Knowing this now, it seems obvious what this gentleman ought not to do, but he did. He presented himself to the emergency department claiming he was being poisoned by his neighbor. Abnormal blood tests led to his admission, during which he experienced a deterioration into psychosis. After intravenous fluids and electrolyte repletion, he stabilised enough to report fatigue, red spots on his skin, excessive thirst, and heavy fluid intake. His history, symptoms, and test results convinced doctors he had bromine poisoning.


The Illusion of Information Authority


Large language models (LLMs) like ChatGPT are engineered in ways that make them feel like an authority on almost anything. They can scour and synthesize vast amounts of online information in seconds, packaging it into neatly structured answers. They get most things right, often enough to build a track record of apparent reliability in the user’s mind. And they speak with a calm confidence and refined verbal precision that mirrors human expertise. Just last week, OpenAI boasted that its latest model, GPT-5, was a “PhD-level expert in anything.”


These design features, while impressive, create a subtle trap: the more consistent and articulate the AI, the more we may mistake its outputs for verified truth, even when it is confidently wrong.


The Lab Coat Effect, Now Available in Code


Psychology has long shown us that authority, real or perceived, can sway human judgment in troubling ways. In the 1960s, Stanley Milgram’s obedience experiments revealed how ordinary people would administer what they believed were dangerous electric shocks simply because a man in a lab coat told them to. A decade later, Philip Zimbardo’s Stanford Prison Experiment demonstrated how quickly people adopt roles and follow orders in a system that legitimises authority. These studies weren’t about gullibility; they were about the powerful social forces that make us defer to those we think “know better.”


These phenomena still haunt us today, explaining why people used to / still fall for government officials impersonation scams.


Many of today's perceived authority figures reside not in people, but in technological tools. GPS systems have famously led drivers off unfinished roads, into the sea, and onto snowbound, undrivable tracks in the dead of winter. In each case, the calm certainty of the digital directions overrode the driver’s own senses and judgment. And now, we see it in generative AI. The authoritative eloquence and algorithmic accuracy of LLMs makes it too easy for users to obey with the same uncritical trust once reserved for human experts.

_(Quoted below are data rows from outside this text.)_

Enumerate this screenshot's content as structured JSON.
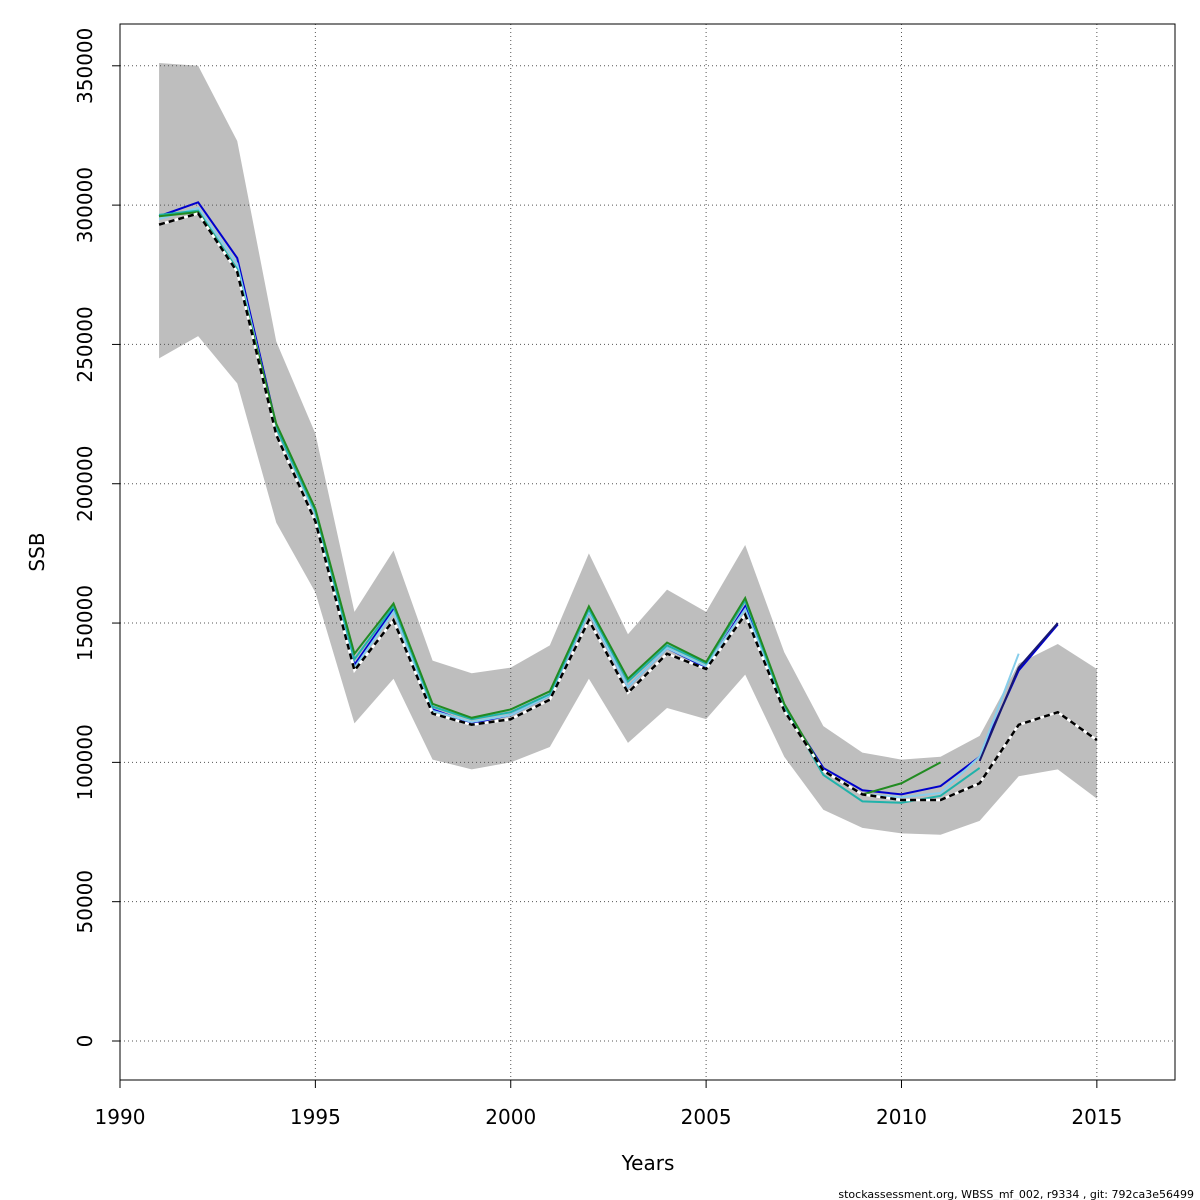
{
  "chart_data": {
    "type": "line",
    "xlabel": "Years",
    "ylabel": "SSB",
    "xlim": [
      1990,
      2017
    ],
    "ylim": [
      -14000,
      365000
    ],
    "x_ticks": [
      1990,
      1995,
      2000,
      2005,
      2010,
      2015
    ],
    "y_ticks": [
      0,
      50000,
      100000,
      150000,
      200000,
      250000,
      300000,
      350000
    ],
    "grid": true,
    "footer": "stockassessment.org, WBSS_mf_002, r9334 , git: 792ca3e56499",
    "confidence_band": {
      "x": [
        1991,
        1992,
        1993,
        1994,
        1995,
        1996,
        1997,
        1998,
        1999,
        2000,
        2001,
        2002,
        2003,
        2004,
        2005,
        2006,
        2007,
        2008,
        2009,
        2010,
        2011,
        2012,
        2013,
        2014,
        2015
      ],
      "lower": [
        245000,
        253000,
        236000,
        186000,
        161000,
        114000,
        130000,
        101000,
        97500,
        100000,
        105500,
        130000,
        107000,
        119500,
        115500,
        131500,
        102000,
        83000,
        76500,
        74500,
        74000,
        79000,
        95000,
        97500,
        87000
      ],
      "upper": [
        351000,
        350000,
        323000,
        251000,
        218000,
        154000,
        176000,
        136500,
        132000,
        134000,
        142000,
        175000,
        146000,
        162000,
        154000,
        178000,
        139500,
        113000,
        103500,
        101000,
        102000,
        109500,
        135500,
        142500,
        133500
      ],
      "color": "#bebebe"
    },
    "series": [
      {
        "color": "#0000cd",
        "x": [
          1991,
          1992,
          1993,
          1994,
          1995,
          1996,
          1997,
          1998,
          1999,
          2000,
          2001,
          2002,
          2003,
          2004,
          2005,
          2006,
          2007,
          2008,
          2009,
          2010,
          2011,
          2012,
          2013,
          2014
        ],
        "values": [
          296000,
          301000,
          281000,
          221000,
          190000,
          135000,
          155000,
          119000,
          114000,
          117000,
          124000,
          154000,
          127000,
          141000,
          134000,
          156000,
          120000,
          98000,
          90000,
          88500,
          91500,
          102000,
          133000,
          149500
        ]
      },
      {
        "color": "#87ceeb",
        "x": [
          1991,
          1992,
          1993,
          1994,
          1995,
          1996,
          1997,
          1998,
          1999,
          2000,
          2001,
          2002,
          2003,
          2004,
          2005,
          2006,
          2007,
          2008,
          2009,
          2010,
          2011,
          2012,
          2013
        ],
        "values": [
          295000,
          299000,
          279000,
          220000,
          189000,
          134000,
          154000,
          118500,
          114500,
          117000,
          124000,
          154000,
          127000,
          141000,
          134500,
          155000,
          120000,
          97000,
          88500,
          87500,
          89000,
          102000,
          139000
        ]
      },
      {
        "color": "#20b2aa",
        "x": [
          1991,
          1992,
          1993,
          1994,
          1995,
          1996,
          1997,
          1998,
          1999,
          2000,
          2001,
          2002,
          2003,
          2004,
          2005,
          2006,
          2007,
          2008,
          2009,
          2010,
          2011,
          2012
        ],
        "values": [
          296500,
          298000,
          277000,
          220000,
          190000,
          137000,
          156000,
          120000,
          115500,
          118000,
          124500,
          155000,
          129000,
          142000,
          135500,
          158000,
          120000,
          95500,
          86000,
          85500,
          88000,
          98000
        ]
      },
      {
        "color": "#228b22",
        "x": [
          1991,
          1992,
          1993,
          1994,
          1995,
          1996,
          1997,
          1998,
          1999,
          2000,
          2001,
          2002,
          2003,
          2004,
          2005,
          2006,
          2007,
          2008,
          2009,
          2010,
          2011
        ],
        "values": [
          296000,
          297500,
          276000,
          221500,
          191000,
          139000,
          157000,
          121000,
          116000,
          119000,
          125500,
          156000,
          130000,
          143000,
          136000,
          159000,
          121000,
          97000,
          88500,
          92500,
          100000
        ]
      },
      {
        "color": "#191970",
        "x": [
          2012,
          2013,
          2014
        ],
        "values": [
          100500,
          134000,
          150000
        ]
      },
      {
        "color": "#000000",
        "dashed": true,
        "x": [
          1991,
          1992,
          1993,
          1994,
          1995,
          1996,
          1997,
          1998,
          1999,
          2000,
          2001,
          2002,
          2003,
          2004,
          2005,
          2006,
          2007,
          2008,
          2009,
          2010,
          2011,
          2012,
          2013,
          2014,
          2015
        ],
        "values": [
          293000,
          297000,
          276000,
          217500,
          186500,
          133000,
          151000,
          117500,
          113500,
          115500,
          122500,
          151000,
          125000,
          139000,
          133500,
          153000,
          118500,
          97000,
          88500,
          86500,
          86500,
          92500,
          113500,
          118000,
          108000
        ]
      }
    ]
  }
}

Corroboration Requires Competence


The irony is that while AI is often seen as a shortcut to expertise, our best safeguard against its pitfalls is still human expertise. Often we are warned to check AI responses for errors and fabrications, but to do so successfully requires having enough knowledge to recognize what’s wrong in the first place, or at the very least the proficiency to detect and subsequently verify with other sources. On the other hand, a trained clinician, engineer, or scientist does more than recall facts. They interpret them in context, ask clarifying questions, and weigh risks against the bigger picture. That’s the kind of thinking today’s AI, for all its fluency, still cannot do. Without the relevant foundation, fact-checking becomes guesswork, and the very reason of filling a knowledge gap using AI becomes the source of our vulnerability.


The growing reputation of AI as an oracle of expertise renders its unreliable recommendations dangerously easy to mistake for truth. We would balk, one hopes, at the prospect of someone lacking any tertiary education in psychology being entrusted to instruct undergraduates on that subject. Yet in our eagerness to embrace quick and easy wins, we often blind ourselves to the demands of critical thought and, in doing so, undermine genuine expertise—putting ourselves, or worse, others, in harm’s way. After all, bad information is worse than no information.


Even AI knows that perception is everything.
Even AI knows that perception is everything.